|as a warm-hearted, genuine, honest but otherwise unremarkable coming of age tale with a nostalgic feel for the mid 90s
|Sunny Suljic, Alexa Demie, Gio Galicia, Katherine Waterston, Lucas Hedges, Na-kel Smith, Olan Prenatt, Ryder McLaughlin
|12th April 2019
WHAT’S IT ABOUT?
It’s – yes – the mid 1990s and thirteen year old Stevie (Sunny Suljic) has a miserable home-life with a largely hands-off mother (Katherine Waterston) and a bullying big brother (Lucas Hedges).
He befriends a group of older teenaged skateboarders, who – over the course of one summer – give him a crash-course in adolescence, from smoking and drinking to his first encounter with girls.
WHAT’S IT LIKE?
Most people will know Jonah Hill as the slightly podgy one from comedies, including Superbad and Knocked Up, dramas, such as The Wolf of Wall Street and Moneyball and more recently, a film somewhere in between, Don’t Worry, He Won’t Get Far On Foot.
But this time, he’s behind the camera for the first, directing a warm-hearted coming-of-age film, set in the era he grew up in, the mid 1990s.
Authentic as the setting feels, it’s a period a little recent and lacking in personality to feel particularly nostalgic, apart from the odd Nirvana song in the background.
So it’s completely down to the story – of which there is very little – and the characters to carry the film.
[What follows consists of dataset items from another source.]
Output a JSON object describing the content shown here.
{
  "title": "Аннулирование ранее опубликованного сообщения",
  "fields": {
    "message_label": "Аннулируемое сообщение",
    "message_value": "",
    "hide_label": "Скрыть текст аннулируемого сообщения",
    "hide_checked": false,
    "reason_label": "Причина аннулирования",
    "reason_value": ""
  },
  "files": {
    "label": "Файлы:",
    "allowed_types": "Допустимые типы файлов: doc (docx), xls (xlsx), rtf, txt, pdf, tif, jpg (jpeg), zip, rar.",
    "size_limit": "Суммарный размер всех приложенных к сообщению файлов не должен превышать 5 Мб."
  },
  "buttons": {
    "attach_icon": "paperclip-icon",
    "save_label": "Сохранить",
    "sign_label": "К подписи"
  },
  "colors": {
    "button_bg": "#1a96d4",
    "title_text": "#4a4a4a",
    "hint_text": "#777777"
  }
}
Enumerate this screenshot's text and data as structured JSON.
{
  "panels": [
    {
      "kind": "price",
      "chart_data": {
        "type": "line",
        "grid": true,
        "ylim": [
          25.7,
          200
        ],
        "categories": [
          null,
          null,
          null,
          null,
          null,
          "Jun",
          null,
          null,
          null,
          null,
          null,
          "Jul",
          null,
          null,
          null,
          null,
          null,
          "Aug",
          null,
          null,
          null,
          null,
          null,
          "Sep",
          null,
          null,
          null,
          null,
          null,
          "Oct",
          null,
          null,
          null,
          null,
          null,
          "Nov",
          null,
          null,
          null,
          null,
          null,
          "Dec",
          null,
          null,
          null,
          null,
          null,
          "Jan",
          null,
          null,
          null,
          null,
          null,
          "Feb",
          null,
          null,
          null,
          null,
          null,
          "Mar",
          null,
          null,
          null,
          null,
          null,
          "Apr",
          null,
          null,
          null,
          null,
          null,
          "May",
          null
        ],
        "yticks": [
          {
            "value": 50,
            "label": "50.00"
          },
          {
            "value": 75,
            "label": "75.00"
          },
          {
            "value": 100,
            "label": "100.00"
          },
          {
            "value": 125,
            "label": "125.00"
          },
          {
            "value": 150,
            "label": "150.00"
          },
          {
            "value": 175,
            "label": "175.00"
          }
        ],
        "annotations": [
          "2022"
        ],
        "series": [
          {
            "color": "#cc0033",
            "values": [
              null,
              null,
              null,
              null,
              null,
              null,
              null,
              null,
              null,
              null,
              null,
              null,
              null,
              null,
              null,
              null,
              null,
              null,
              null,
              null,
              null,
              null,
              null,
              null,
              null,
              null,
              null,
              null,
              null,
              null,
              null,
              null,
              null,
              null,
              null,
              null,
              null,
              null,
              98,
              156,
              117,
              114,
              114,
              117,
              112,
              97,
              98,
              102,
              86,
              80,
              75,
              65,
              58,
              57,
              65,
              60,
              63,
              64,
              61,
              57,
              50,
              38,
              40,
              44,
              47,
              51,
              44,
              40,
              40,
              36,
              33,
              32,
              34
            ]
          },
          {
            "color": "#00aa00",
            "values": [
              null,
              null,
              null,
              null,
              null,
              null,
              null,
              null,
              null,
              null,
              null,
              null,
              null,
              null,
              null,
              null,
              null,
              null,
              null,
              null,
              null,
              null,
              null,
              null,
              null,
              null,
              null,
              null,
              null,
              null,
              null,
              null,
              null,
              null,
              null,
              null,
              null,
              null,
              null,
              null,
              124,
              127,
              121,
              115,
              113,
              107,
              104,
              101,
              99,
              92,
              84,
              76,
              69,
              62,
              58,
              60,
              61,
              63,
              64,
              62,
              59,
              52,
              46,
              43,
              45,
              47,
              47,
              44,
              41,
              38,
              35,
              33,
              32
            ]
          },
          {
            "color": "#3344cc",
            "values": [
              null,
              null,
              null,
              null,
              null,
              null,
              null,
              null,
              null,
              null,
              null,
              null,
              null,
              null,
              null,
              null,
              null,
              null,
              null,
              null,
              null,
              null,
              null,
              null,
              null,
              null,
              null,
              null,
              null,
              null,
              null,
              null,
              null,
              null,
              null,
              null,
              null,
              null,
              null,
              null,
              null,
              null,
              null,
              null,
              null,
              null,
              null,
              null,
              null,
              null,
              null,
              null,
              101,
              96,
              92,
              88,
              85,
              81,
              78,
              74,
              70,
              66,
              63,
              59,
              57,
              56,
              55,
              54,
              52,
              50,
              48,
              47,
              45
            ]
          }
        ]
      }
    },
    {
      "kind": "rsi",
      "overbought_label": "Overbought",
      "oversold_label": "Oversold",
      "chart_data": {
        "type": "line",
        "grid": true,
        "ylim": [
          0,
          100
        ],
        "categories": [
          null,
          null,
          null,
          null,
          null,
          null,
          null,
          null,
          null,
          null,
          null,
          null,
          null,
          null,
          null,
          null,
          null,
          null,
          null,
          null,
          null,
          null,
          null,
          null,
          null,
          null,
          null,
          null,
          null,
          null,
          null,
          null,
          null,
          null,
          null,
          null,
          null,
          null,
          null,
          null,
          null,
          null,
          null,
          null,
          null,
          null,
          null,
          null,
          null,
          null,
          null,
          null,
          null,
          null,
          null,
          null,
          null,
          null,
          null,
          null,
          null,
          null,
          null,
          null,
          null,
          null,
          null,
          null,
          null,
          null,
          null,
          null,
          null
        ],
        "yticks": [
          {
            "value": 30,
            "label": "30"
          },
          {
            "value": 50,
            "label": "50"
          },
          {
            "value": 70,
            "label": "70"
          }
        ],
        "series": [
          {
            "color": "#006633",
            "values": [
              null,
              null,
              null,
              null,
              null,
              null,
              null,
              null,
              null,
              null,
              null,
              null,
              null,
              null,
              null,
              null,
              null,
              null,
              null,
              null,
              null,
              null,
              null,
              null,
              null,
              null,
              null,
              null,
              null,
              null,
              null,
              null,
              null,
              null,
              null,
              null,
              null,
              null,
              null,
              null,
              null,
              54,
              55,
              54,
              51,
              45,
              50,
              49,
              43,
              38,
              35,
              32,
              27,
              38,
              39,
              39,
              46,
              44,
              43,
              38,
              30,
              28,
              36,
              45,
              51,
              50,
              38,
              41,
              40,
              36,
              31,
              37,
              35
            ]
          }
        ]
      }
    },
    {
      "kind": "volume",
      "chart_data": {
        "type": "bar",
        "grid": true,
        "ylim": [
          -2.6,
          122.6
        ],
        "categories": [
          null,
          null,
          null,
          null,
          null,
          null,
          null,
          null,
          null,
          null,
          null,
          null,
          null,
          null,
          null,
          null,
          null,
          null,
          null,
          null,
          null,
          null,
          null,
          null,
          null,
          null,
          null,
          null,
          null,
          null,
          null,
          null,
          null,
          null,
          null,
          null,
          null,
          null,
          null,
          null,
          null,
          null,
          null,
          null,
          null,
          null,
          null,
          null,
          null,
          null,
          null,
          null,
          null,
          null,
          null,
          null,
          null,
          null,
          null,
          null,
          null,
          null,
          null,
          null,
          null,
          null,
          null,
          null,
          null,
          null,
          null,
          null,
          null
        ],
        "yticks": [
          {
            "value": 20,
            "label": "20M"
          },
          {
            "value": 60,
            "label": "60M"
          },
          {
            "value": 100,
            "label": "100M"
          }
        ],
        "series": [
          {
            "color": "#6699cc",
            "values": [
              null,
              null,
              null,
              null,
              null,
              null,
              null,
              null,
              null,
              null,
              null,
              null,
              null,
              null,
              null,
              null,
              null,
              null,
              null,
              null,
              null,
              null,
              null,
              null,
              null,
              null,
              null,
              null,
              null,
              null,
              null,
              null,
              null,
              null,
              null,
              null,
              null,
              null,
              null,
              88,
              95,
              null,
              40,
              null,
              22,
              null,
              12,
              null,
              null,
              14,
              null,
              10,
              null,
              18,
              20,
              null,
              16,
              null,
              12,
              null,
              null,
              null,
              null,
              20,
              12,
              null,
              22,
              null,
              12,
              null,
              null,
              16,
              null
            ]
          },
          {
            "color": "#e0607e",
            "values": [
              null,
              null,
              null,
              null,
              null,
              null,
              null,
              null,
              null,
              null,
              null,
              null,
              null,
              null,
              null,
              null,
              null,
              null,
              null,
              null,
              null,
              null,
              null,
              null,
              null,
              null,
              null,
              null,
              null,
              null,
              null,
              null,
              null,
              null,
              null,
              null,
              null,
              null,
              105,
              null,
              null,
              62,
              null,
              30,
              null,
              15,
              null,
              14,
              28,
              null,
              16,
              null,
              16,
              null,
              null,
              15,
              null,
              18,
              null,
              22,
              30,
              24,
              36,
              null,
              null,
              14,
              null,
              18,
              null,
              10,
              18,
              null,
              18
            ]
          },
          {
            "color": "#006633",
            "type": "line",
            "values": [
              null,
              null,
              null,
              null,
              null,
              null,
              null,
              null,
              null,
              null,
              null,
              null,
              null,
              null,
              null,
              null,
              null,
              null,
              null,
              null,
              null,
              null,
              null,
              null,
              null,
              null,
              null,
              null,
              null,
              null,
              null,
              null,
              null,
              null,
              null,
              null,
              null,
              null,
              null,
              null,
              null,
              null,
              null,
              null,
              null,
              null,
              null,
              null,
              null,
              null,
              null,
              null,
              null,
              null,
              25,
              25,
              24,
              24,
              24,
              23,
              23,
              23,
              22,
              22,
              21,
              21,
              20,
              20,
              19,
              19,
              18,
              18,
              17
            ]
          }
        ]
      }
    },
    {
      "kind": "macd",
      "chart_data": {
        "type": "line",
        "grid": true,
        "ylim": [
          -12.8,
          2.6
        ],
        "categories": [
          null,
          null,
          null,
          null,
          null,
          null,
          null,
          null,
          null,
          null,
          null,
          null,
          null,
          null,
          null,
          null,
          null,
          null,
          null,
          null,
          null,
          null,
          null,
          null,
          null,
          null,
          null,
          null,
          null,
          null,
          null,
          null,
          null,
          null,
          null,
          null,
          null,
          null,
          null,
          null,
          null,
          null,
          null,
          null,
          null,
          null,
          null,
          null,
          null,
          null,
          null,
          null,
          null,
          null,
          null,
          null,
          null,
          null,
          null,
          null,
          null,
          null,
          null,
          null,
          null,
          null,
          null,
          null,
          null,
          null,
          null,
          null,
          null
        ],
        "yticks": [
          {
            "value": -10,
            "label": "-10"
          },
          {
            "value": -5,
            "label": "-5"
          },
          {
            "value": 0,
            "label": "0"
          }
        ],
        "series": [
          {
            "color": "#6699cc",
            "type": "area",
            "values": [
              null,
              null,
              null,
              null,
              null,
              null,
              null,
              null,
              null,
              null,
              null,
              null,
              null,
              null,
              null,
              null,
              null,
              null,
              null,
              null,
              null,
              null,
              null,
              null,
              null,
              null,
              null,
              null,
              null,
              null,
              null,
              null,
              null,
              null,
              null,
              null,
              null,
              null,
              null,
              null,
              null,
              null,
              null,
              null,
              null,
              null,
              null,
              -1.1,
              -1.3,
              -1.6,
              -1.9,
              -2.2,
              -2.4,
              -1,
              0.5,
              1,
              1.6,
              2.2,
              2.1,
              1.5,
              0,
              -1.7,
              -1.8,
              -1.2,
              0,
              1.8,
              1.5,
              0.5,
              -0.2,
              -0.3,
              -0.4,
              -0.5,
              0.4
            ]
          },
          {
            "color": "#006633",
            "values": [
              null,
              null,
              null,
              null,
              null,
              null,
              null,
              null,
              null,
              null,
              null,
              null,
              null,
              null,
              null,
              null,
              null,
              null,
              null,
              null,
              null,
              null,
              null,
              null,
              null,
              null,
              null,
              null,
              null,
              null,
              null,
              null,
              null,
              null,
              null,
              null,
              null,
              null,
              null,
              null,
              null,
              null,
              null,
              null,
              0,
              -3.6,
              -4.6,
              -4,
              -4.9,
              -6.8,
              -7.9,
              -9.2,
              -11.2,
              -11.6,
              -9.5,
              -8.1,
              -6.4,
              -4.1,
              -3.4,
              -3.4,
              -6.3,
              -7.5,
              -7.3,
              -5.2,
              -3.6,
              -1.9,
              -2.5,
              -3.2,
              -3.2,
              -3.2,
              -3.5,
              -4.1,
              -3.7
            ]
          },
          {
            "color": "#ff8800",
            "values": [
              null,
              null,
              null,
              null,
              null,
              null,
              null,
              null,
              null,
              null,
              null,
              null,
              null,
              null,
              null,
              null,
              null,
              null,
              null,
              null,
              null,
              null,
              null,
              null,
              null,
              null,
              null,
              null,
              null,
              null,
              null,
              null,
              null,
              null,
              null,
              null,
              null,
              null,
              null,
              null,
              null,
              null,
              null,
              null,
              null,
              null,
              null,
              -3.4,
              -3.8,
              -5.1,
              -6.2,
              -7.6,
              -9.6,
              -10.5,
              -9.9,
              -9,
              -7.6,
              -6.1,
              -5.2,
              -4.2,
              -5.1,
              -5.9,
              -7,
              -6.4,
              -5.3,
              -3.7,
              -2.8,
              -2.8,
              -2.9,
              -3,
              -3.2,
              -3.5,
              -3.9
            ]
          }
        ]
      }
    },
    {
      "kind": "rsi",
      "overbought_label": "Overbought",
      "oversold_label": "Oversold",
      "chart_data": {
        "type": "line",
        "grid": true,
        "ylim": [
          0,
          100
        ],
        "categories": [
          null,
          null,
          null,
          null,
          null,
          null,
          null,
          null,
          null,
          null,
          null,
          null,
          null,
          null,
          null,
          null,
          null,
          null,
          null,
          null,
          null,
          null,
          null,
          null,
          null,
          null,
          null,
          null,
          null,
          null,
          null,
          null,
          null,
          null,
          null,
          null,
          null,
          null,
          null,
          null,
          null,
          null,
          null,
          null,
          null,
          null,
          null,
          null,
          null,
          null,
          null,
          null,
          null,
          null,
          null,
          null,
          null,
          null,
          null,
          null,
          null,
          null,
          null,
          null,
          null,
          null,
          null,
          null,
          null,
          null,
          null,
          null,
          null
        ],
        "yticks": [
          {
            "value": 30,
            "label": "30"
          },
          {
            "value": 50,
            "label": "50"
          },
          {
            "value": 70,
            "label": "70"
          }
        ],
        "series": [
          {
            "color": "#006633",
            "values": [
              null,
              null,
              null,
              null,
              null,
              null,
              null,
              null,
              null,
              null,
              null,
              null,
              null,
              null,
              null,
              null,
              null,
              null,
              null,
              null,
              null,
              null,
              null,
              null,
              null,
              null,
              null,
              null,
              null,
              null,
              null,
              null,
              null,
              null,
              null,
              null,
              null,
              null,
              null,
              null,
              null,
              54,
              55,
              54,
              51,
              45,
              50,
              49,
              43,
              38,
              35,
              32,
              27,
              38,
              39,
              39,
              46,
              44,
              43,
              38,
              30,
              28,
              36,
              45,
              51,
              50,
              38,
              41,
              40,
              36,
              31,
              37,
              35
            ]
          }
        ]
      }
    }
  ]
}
And from the moment you first see Lucas Hedges smack his little brother around the head, you’re willing Stevie to get out of the house and find someone a less nihilistic to spend his summer with.
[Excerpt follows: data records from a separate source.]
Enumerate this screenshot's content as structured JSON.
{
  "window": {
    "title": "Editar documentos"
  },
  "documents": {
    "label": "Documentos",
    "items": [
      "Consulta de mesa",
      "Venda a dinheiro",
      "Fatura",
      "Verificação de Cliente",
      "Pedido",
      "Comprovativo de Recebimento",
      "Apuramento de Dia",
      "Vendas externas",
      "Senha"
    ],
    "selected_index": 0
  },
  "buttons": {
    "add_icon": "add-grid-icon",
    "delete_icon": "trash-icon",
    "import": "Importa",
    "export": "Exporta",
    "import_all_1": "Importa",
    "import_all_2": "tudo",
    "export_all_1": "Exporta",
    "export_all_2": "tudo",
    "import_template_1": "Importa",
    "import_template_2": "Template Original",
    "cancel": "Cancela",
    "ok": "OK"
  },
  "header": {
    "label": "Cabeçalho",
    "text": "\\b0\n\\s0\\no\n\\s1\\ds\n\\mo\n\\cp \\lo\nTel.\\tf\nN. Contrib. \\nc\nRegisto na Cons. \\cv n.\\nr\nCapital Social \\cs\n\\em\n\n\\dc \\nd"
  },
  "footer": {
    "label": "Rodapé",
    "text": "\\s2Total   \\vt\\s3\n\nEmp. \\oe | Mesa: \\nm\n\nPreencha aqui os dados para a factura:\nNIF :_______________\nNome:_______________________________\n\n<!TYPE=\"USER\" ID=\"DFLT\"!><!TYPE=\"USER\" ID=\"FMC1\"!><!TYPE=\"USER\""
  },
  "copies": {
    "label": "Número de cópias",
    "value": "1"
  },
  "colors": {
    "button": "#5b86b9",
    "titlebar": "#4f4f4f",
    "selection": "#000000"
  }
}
And to everyone except his mother, even a bunch of largely eccentric and often psychopathic skateboarders – with nicknames including Fuckshit – will be preferable.
Last seen in a small role in The Killing of a Sacred Deer, Sunny Suljic is a revelation as the cheeky and naive young go-getter, looking to be inspired by something bigger in life.
With his largely unknown cast – particularly in the leading roles – Hill is right on point as he explores the way the relationships unfold – one boy befriends Stevie but largely because he believes he can bully him, but when an older teenager takes him under his wing, the first boy turns against him.
In this band of misfits, Stevie has finally find a group of people he can respect and look up to in the way he can’t to his own older brother and his desire to impress them and keep up with activities, more suited to adulthood, is by turns authentic and uncomfortable – particularly when his first foray into sexual awakening, while it might be many a young boy’s dream, is – in reality – closer to child abuse.
Hill effectively celebrates their exuberance and their love of the outdoors, contrasting this with the introverted bully of a brother who needs a release as much as Stevie does, but doesn’t have the wherewithal to look beyond his computer games console for one.
But some of the relationships within the group feel contrived to make the plot unfold and despite its refreshingly short running time, it still feels a little slow and deliberate to get to the point.
It’s a film about a young teen, looking for an escape from his hum-drum home-life, who finds a kooky gang to while away the hours with – but aside from the skateboarding, apart from the forbidden excitement of a little drinking and smoking, there doesn’t really seem to be enough going on to entertain a thirteen year old for the summer and he doesn’t really have enough in common with the others to form a believable friendship, leaving you feeling he should just find some friends his own age.
It’s a little bit aspirational, but also a little bit boring.
Mid90s is an efficient enough first outing for Hill, but not quite adding up to the sum of its parts, this is not yet his coming of age as a director.